L'au revoir à la vie sédentaire, passage des clés, symbole de la porte ouverte vers un ailleurs.

En plein cœur du cyclone, texte rédigé depuis Namur, itinérant et d'une certaine manière, non loin d'être chaviré par les évènements. Tout se passe bien, malgré une forte vulnérabilité. L'épisode 1 était la préparation, l'épisode 2 est désormais le passage à l'action. La déconstruction s'est assez bien passée, la recontruction est quant à elle relativement difficile.
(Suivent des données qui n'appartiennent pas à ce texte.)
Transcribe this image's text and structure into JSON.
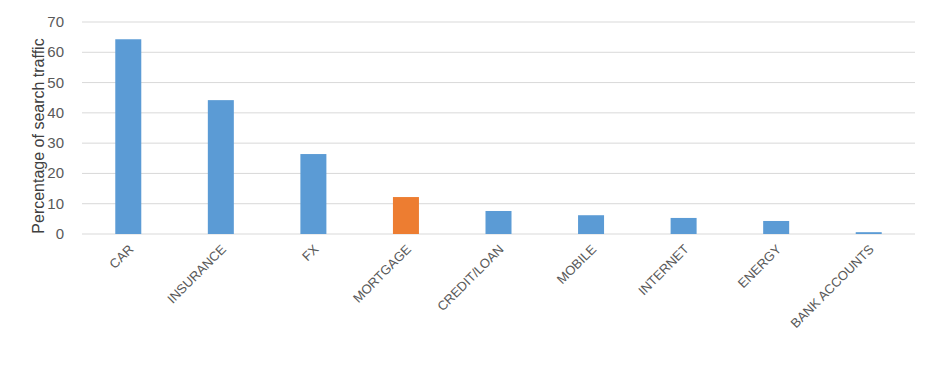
{
  "chart_data": {
    "type": "bar",
    "ylabel": "Percentage of search traffic",
    "categories": [
      "CAR",
      "INSURANCE",
      "FX",
      "MORTGAGE",
      "CREDIT/LOAN",
      "MOBILE",
      "INTERNET",
      "ENERGY",
      "BANK ACCOUNTS"
    ],
    "values": [
      64.3,
      44.2,
      26.4,
      12.2,
      7.6,
      6.2,
      5.3,
      4.3,
      0.6
    ],
    "colors": [
      "#5b9bd5",
      "#5b9bd5",
      "#5b9bd5",
      "#ed7d31",
      "#5b9bd5",
      "#5b9bd5",
      "#5b9bd5",
      "#5b9bd5",
      "#5b9bd5"
    ],
    "ylim": [
      0,
      70
    ],
    "yticks": [
      0,
      10,
      20,
      30,
      40,
      50,
      60,
      70
    ],
    "grid": true
  }
}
Emotionnellement, c'est un bombardement permanent ; le moral oscille entre l'euphorie des petites réussites, le bord des larmes à la moindre difficulté. C'est extrêmement fragilisé que j'avance. Une fois encore et force de répétition oblige, les soutiens des amis sont précieux, voire cette fois-ci indispensables. L'administratif fait ballotter et on se sent jeté dans une mer déchainée, minuscule fétu de paille, dérisoire : vraiment petit en somme. Sans les amis c'était trop dur.
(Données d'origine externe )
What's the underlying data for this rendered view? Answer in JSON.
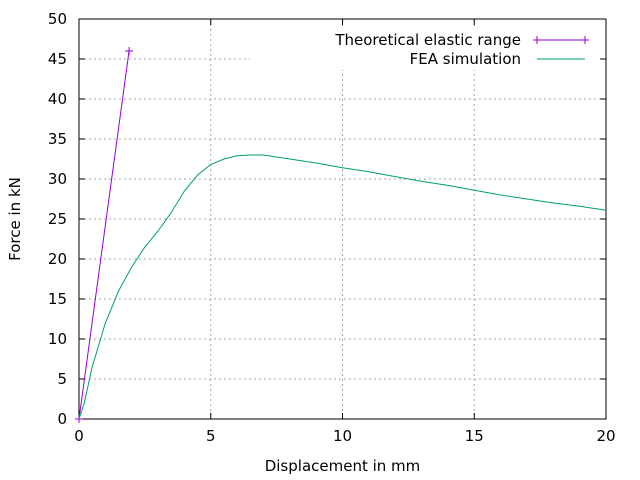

Reste que ça marche, enfin, pour l'instant. Puisse cela s'achever sans trop tarder, sans trop d'embuches, pour enfin de concentrer sur l'essentiel de cette vie future.

Le poids carbone de l'entièreté de cette fin de démarche est 40,8 kg. Ca va en faire des arbres à planter... Soit, il faut assumer et ça le sera.

Les gens me disent que je suis courageux de faire tout ça. Puisse cette approche être intègre, c'est sûr, qui n'en rêverait pas, mais puisse-t-elle aussi signifier qu'elle est collective avant d'être banalement individuelle. Du point A au point Z, cela aura nécessité – du plus vraisemblable – la somme de mille actions. Combien de gens ont été impliqués, d'émetteurs, de receveurs ? Sans vous pas grand chose de solide, et sans les personnes qui m'ont aidé au plus près, moralement j'aurais été une bouillie. Que ces phrases soient un simple témoignage de remerciement poignant.